Regional Economic Recovery Remains Sluggish
For the third quarter in a row, the San Francisco metro area remains second to last in a list of 25 large metropolitan areas and their post-pandemic economic recovery. The metro area includes San Francisco, Alameda, Santa Clara and San Mateo counties. The Bay Area Council Economic Institute, in partnership with CBRE’s Tech Insights Center, updated our Regional Economic Recovery Index with data from the second quarter of the year, tracking recovery across 15 different metrics.

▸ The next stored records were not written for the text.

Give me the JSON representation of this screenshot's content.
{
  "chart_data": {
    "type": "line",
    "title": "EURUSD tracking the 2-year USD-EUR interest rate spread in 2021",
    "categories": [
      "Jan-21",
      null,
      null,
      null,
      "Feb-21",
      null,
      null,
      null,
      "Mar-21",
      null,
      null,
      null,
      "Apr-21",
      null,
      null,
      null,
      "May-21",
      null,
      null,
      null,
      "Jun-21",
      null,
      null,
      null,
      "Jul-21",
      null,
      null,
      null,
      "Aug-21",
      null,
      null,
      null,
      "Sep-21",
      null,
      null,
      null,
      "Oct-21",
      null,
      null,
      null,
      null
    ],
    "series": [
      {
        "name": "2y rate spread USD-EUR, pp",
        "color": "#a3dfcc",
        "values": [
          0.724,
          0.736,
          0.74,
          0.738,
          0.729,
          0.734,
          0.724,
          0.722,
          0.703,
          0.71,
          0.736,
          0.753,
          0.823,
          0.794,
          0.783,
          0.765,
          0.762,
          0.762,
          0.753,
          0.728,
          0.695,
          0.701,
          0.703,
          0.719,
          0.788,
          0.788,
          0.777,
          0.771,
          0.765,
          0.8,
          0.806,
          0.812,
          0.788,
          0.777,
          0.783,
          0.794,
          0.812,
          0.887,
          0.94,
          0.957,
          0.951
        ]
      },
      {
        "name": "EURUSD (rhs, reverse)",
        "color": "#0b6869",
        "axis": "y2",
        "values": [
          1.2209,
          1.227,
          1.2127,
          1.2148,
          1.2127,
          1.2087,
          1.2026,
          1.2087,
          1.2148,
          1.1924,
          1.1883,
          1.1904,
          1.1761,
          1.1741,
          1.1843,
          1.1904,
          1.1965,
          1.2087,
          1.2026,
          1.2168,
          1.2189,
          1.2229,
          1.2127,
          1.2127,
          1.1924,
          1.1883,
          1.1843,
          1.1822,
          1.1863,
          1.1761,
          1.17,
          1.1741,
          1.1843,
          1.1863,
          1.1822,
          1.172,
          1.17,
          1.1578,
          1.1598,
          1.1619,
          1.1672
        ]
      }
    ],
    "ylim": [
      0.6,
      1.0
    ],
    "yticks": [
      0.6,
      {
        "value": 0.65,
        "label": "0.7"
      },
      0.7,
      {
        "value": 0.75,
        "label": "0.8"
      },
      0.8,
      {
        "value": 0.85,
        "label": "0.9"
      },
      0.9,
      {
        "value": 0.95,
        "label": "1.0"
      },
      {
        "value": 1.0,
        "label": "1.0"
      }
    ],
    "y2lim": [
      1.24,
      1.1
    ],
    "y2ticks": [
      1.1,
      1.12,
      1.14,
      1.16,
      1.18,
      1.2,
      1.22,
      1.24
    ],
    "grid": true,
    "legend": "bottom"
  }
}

Explore the Regional Economic Recovery Index>>
The three highest performers? Austin, Dallas, and Houston – hot, up-and-coming Texas regions that have seen staggering growth over the last three years. While the Bay Area has grown in several ways – reaching pre-pandemic employment levels, bringing in disproportionately high sums of VC dollars, and growing real wages faster than peer metros — its overall growth remains sluggish.

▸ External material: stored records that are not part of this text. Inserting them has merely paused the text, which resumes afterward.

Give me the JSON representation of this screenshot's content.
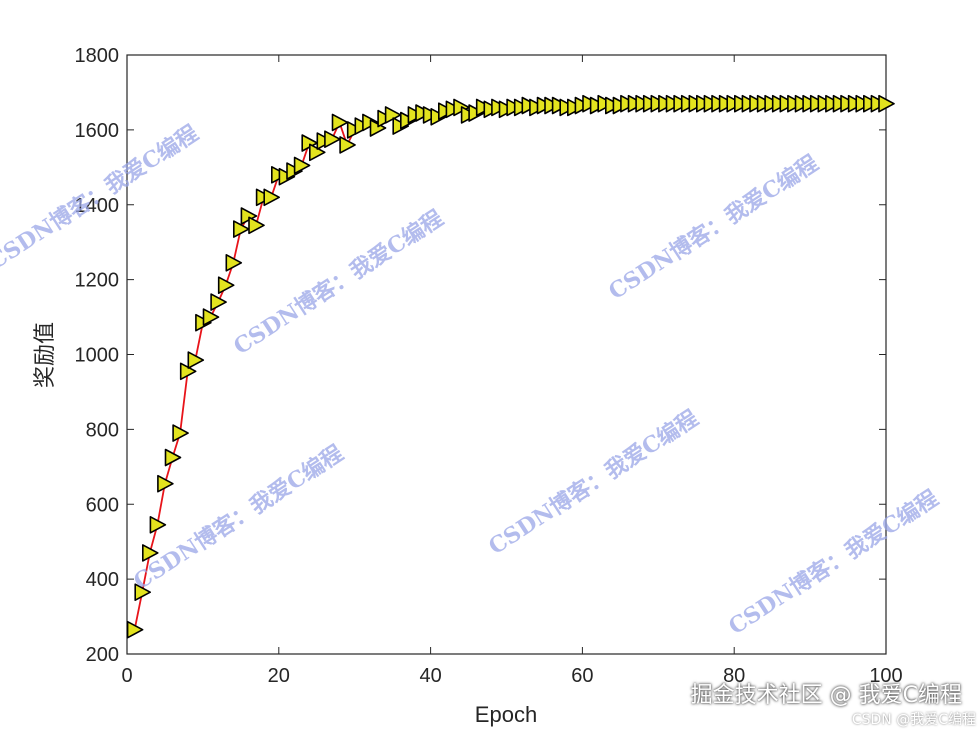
{
  "chart_data": {
    "type": "line",
    "xlabel": "Epoch",
    "ylabel": "奖励值",
    "xlim": [
      0,
      100
    ],
    "ylim": [
      200,
      1800
    ],
    "xticks": [
      0,
      20,
      40,
      60,
      80,
      100
    ],
    "yticks": [
      200,
      400,
      600,
      800,
      1000,
      1200,
      1400,
      1600,
      1800
    ],
    "grid": false,
    "line_color": "#e8141a",
    "marker": "triangle-right",
    "marker_fill": "#e3e31e",
    "marker_edge": "#000000",
    "series": [
      {
        "x": [
          1,
          2,
          3,
          4,
          5,
          6,
          7,
          8,
          9,
          10,
          11,
          12,
          13,
          14,
          15,
          16,
          17,
          18,
          19,
          20,
          21,
          22,
          23,
          24,
          25,
          26,
          27,
          28,
          29,
          30,
          31,
          32,
          33,
          34,
          35,
          36,
          37,
          38,
          39,
          40,
          41,
          42,
          43,
          44,
          45,
          46,
          47,
          48,
          49,
          50,
          51,
          52,
          53,
          54,
          55,
          56,
          57,
          58,
          59,
          60,
          61,
          62,
          63,
          64,
          65,
          66,
          67,
          68,
          69,
          70,
          71,
          72,
          73,
          74,
          75,
          76,
          77,
          78,
          79,
          80,
          81,
          82,
          83,
          84,
          85,
          86,
          87,
          88,
          89,
          90,
          91,
          92,
          93,
          94,
          95,
          96,
          97,
          98,
          99,
          100
        ],
        "y": [
          265,
          365,
          470,
          545,
          655,
          725,
          790,
          955,
          985,
          1085,
          1100,
          1140,
          1185,
          1245,
          1335,
          1370,
          1345,
          1420,
          1420,
          1480,
          1475,
          1490,
          1505,
          1565,
          1540,
          1570,
          1575,
          1620,
          1560,
          1600,
          1610,
          1620,
          1605,
          1630,
          1640,
          1610,
          1625,
          1640,
          1645,
          1640,
          1635,
          1650,
          1655,
          1660,
          1640,
          1645,
          1660,
          1655,
          1660,
          1655,
          1660,
          1660,
          1665,
          1660,
          1665,
          1665,
          1665,
          1660,
          1660,
          1665,
          1670,
          1665,
          1670,
          1665,
          1665,
          1670,
          1670,
          1670,
          1670,
          1670,
          1670,
          1670,
          1670,
          1670,
          1670,
          1670,
          1670,
          1670,
          1670,
          1670,
          1670,
          1670,
          1670,
          1670,
          1670,
          1670,
          1670,
          1670,
          1670,
          1670,
          1670,
          1670,
          1670,
          1670,
          1670,
          1670,
          1670,
          1670,
          1670,
          1670
        ]
      }
    ]
  },
  "watermarks": [
    "CSDN博客：我爱C编程",
    "CSDN博客：我爱C编程",
    "CSDN博客：我爱C编程",
    "CSDN博客：我爱C编程",
    "CSDN博客：我爱C编程",
    "CSDN博客：我爱C编程",
    "CSDN博客：我爱C编程"
  ],
  "corner_marks": {
    "line1": "掘金技术社区 @ 我爱C编程",
    "line2": "CSDN @我爱C编程"
  }
}
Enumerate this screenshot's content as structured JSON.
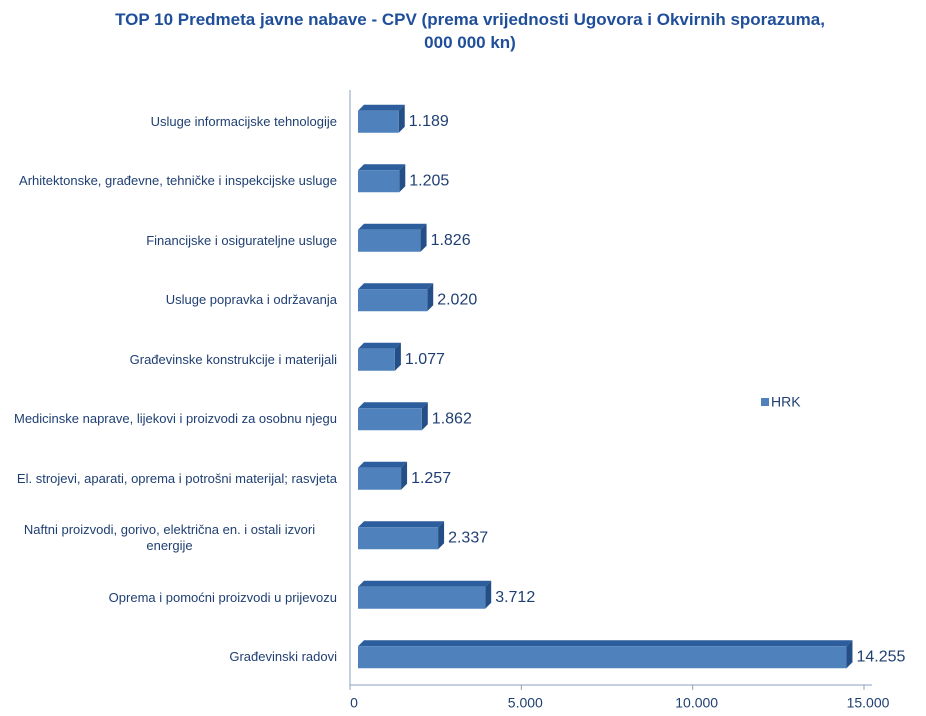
{
  "chart_data": {
    "type": "bar3d_horizontal",
    "title": "TOP 10 Predmeta javne nabave - CPV (prema vrijednosti Ugovora i Okvirnih sporazuma, 000 000 kn)",
    "categories": [
      "Usluge informacijske tehnologije",
      "Arhitektonske, građevne, tehničke i inspekcijske usluge",
      "Financijske i osigurateljne usluge",
      "Usluge popravka i održavanja",
      "Građevinske konstrukcije i materijali",
      "Medicinske naprave, lijekovi i proizvodi za osobnu njegu",
      "El. strojevi, aparati, oprema i potrošni materijal; rasvjeta",
      "Naftni proizvodi, gorivo, električna en. i ostali izvori energije",
      "Oprema i pomoćni proizvodi u prijevozu",
      "Građevinski radovi"
    ],
    "series": [
      {
        "name": "HRK",
        "color": "#4f81bd",
        "values": [
          1189,
          1205,
          1826,
          2020,
          1077,
          1862,
          1257,
          2337,
          3712,
          14255
        ],
        "value_labels": [
          "1.189",
          "1.205",
          "1.826",
          "2.020",
          "1.077",
          "1.862",
          "1.257",
          "2.337",
          "3.712",
          "14.255"
        ]
      }
    ],
    "xlim": [
      0,
      15000
    ],
    "xticks": [
      0,
      {
        "value": 5000,
        "label": "5.000"
      },
      {
        "value": 10000,
        "label": "10.000"
      },
      {
        "value": 15000,
        "label": "15.000"
      }
    ],
    "legend": "right"
  }
}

Not all the news is grim. Another CBRE report ranked the Bay Area at the top of its Tech Talent Scorecard Ranking, handily beating 49 other markets across North America. While a story in the Houston Chronicle this week suggested that tech workers who fled the Bay Area and California for Texas in recent years may be having second thoughts. The story reported that “from January to May this year, Austin saw the fifth-largest net outward migration among major U.S. cities, trailing New York, Los Angeles, and Houston, which actually ranked No. 1 among cities that saw the most people leave during that stretch.”